The notion of community building in this sense is initiated by Peter Block, author of several books on the subject. Most recently, he co-wrote The Abundant Community: Awakening the Power of Families and Neighborhoods. He also wrote Community: The Structure of Belonging, which Cain said the Corporate Learning Institute uses as a basis for its community training. The book proposes six elements of conversation that are used in the town hall meeting:

Invitation: According to the Corporate Learning Institute’s white paper, invitation is a call to create an “alternative future start.” Essentially, this step is reaching out and allowing members of the organization to choose if they would like to be part of the community.

Possibility: This step requires small group members in the town hall to converse to evaluate the current mission of the organization or department and ask what could be changed. It is where the group comes together to envision a common goal or purpose.

Ownership: As Cain and Buividas put it, this stage is about getting people’s “butts on the line.” In other words, it means asking people to take responsibility of the change effort.

Dissent: This conversation is about giving people the opportunity to say no. The point of this step, Cain said, is that leaders need to gain an understanding of what people do not want in order to create a shared vision.

Commitment: Once a community vision is created, Block’s framework asks members to take accountability for the organization’s goals.

Gifts: This final portion of the meeting asks the group to share each other’s personal strengths and to envision how those strengths can be put into action.

“One of the interesting things about the town hall meeting is you stand and make a series of declarative statements using ‘I,’ not ‘me,’” Cain said. “So you’re not hiding behind anybody else. You’re just who you are.”

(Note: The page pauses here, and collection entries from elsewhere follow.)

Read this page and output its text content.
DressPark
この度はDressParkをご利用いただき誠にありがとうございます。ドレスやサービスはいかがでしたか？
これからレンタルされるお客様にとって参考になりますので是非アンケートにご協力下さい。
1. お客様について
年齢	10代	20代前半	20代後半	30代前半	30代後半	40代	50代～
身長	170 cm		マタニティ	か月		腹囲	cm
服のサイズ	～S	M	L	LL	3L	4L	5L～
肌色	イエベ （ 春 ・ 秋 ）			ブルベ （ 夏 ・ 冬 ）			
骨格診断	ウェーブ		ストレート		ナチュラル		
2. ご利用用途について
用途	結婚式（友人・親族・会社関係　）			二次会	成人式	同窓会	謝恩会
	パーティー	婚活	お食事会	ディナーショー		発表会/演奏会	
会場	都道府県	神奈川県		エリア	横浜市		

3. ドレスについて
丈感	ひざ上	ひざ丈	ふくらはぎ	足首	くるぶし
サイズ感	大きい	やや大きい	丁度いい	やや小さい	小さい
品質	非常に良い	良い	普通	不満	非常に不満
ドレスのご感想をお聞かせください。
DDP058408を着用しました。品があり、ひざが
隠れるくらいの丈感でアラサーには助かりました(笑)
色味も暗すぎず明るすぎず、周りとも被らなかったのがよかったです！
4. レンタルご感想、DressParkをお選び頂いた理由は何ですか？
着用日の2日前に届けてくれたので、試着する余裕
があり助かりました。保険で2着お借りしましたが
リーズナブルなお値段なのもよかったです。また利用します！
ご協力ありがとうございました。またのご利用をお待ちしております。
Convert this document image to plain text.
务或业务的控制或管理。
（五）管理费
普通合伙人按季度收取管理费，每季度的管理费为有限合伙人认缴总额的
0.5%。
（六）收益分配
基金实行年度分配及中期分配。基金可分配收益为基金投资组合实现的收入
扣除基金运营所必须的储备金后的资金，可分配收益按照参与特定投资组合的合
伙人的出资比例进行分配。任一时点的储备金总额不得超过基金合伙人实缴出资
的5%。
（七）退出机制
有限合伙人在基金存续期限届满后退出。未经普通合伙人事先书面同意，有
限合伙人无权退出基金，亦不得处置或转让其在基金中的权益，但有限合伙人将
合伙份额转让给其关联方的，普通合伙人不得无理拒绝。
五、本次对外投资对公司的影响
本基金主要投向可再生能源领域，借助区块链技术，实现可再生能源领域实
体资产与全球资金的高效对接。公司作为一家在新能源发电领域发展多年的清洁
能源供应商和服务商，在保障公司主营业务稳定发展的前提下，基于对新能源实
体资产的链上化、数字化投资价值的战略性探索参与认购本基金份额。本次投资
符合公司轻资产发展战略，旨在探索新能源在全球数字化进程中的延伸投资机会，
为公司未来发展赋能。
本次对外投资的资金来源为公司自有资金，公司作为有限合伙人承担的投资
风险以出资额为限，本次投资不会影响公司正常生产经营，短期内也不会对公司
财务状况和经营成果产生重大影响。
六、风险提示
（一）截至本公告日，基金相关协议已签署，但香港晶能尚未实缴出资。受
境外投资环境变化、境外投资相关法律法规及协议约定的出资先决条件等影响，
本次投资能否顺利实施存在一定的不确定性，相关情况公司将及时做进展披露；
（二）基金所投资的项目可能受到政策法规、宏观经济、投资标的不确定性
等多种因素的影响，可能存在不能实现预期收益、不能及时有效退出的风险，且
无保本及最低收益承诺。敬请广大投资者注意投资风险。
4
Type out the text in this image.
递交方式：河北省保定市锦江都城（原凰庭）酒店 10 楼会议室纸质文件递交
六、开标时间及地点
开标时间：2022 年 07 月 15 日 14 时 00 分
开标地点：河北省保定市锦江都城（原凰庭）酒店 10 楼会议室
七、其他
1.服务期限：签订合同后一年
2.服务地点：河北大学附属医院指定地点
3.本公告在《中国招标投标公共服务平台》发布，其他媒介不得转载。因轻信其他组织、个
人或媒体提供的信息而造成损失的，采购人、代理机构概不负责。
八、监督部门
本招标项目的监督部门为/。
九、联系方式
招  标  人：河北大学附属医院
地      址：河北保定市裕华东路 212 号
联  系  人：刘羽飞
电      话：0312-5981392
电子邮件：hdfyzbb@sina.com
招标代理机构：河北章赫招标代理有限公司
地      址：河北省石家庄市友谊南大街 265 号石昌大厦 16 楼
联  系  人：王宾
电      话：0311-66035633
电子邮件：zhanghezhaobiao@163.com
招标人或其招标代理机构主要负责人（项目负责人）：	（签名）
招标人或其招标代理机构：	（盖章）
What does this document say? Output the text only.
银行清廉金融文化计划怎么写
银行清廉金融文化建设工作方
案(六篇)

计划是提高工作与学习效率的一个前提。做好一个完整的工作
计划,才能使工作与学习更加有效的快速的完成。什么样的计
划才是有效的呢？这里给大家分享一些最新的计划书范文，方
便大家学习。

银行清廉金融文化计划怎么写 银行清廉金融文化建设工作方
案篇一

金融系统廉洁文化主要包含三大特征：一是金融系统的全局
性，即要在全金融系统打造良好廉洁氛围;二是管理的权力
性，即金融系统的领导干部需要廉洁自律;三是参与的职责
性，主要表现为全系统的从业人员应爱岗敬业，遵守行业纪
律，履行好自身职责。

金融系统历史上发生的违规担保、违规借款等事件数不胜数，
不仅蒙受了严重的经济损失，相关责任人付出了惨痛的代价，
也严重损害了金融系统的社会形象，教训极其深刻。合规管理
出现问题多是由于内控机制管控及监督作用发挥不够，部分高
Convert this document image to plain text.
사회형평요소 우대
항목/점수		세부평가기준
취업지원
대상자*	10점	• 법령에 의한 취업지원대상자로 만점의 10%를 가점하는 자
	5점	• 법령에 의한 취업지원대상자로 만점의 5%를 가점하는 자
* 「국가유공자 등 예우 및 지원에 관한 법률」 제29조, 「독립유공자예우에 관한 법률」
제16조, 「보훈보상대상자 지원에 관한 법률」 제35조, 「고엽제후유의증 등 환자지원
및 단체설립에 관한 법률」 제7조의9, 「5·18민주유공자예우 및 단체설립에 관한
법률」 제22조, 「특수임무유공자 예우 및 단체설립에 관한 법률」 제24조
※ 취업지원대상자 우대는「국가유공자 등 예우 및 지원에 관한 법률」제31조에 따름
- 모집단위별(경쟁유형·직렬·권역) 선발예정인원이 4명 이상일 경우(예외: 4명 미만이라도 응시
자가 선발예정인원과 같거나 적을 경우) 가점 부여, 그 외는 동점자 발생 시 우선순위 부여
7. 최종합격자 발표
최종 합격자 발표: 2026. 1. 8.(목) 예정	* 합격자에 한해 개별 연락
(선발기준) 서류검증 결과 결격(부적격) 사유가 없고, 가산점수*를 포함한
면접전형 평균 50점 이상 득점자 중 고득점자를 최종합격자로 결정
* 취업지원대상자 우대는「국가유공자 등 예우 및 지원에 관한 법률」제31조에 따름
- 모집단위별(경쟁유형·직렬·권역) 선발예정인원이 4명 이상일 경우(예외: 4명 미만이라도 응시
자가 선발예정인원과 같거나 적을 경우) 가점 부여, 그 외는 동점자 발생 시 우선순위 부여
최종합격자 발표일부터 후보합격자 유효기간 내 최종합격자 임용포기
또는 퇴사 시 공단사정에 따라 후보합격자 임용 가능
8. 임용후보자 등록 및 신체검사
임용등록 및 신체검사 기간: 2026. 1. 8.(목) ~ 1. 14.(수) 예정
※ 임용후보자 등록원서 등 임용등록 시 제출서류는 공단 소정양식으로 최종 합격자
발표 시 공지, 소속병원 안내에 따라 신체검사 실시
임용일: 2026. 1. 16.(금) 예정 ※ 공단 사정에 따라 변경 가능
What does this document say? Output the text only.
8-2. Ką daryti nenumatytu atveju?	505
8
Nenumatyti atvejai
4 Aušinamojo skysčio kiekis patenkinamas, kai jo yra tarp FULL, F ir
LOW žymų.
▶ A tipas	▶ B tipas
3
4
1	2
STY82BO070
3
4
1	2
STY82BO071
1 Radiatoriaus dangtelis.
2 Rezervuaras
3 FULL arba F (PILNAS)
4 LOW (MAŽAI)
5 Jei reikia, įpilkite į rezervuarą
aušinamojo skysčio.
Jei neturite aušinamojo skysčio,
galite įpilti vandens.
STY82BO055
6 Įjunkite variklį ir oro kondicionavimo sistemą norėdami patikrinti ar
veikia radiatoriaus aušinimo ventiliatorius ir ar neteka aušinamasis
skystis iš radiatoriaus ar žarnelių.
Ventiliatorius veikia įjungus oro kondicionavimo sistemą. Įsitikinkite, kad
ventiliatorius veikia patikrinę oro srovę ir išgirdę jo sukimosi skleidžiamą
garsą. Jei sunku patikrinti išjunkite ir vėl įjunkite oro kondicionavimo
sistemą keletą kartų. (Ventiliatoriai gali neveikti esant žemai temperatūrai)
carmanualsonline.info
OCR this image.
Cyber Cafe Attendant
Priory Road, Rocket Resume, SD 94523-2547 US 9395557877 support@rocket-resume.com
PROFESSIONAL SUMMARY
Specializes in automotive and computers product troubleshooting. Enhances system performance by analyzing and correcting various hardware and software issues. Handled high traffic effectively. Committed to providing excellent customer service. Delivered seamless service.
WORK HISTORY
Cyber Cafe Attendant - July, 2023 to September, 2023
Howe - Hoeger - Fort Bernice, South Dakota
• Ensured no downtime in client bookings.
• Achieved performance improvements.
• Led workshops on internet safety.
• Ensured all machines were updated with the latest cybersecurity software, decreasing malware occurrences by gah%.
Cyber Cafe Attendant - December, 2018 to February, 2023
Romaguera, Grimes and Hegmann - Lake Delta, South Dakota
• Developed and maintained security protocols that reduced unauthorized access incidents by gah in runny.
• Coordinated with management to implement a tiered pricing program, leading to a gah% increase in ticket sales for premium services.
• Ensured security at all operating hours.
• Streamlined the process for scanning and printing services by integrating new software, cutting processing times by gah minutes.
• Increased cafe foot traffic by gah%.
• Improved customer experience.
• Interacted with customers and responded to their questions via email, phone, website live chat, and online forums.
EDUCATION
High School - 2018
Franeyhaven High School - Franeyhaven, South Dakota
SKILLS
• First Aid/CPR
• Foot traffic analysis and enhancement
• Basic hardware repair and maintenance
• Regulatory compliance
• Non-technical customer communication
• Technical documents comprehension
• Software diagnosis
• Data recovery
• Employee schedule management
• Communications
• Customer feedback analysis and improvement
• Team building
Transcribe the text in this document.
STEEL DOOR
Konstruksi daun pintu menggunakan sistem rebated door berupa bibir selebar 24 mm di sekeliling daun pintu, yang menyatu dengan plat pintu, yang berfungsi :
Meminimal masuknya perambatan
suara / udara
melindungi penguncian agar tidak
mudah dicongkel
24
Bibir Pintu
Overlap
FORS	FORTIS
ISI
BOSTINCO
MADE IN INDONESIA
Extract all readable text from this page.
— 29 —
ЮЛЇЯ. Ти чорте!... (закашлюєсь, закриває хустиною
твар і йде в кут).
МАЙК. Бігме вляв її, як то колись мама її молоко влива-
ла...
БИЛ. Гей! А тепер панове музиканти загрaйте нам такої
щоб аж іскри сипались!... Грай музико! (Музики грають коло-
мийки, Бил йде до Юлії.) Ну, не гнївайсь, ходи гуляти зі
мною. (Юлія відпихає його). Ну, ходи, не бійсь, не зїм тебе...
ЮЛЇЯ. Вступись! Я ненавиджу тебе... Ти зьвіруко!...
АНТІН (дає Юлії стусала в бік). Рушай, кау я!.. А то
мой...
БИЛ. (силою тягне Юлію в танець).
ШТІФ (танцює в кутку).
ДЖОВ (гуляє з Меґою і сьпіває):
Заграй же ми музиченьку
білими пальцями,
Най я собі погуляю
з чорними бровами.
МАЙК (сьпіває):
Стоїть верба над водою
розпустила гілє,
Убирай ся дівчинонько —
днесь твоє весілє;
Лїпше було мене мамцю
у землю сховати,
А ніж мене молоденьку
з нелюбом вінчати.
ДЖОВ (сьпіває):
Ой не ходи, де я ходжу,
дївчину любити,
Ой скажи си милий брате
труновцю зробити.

“I thought it was a very powerful session,” said Mark Becker, partner at C/D/H, a Grand Rapids, Mich.-based technology-consulting firm. C/D/H typically holds what it calls “Thriving Through Chaos” training meetings quarterly, but in 2009, amid financial hardship, it decided to use the town hall-style community training session to build a greater sense of community among its employees.

C/D/H took a day off to hold the meeting, and as they went through each of the conversations, the company’s 30-some employees broke off into groups, which made facilitating the process easier, Becker said.

“There was a real openness and honestly in the group,” Becker said. “You get people looking at their situation.”

Participating in the session, Becker said, helped the company emerge from its financial rut. The development created a greater understanding and cohesiveness among all employees in the firm. “By the end of the year, we were starting to pick up financially,” he said. “So in 2010, we were off to the races.”

But larger organizations may find it more difficult to initiate this sort of training in its learning environments. Because the session asks for smaller groupings, conducting a town hall-style training session to create this sense of community might be better served on a department or small group level.

Efforts to create community and meet the demands of a workforce seeking more meaning will require learning leaders to be more intentional in their community building efforts, which will provide for a greater avenue for increased learning and individual development.

“It’s intentional; it isn’t left to the whim of fate or chance,” Cain said. “If you’re going to consciously build tighter community, increased innovation among groups in an organization, there’s no leaving it to chance.”

Becker expressed a similar urgency. “Instead of getting smacked around by the economy and being reactive, are we going to get into the driver’s seat and be proactive and turn ourselves around and make a change?”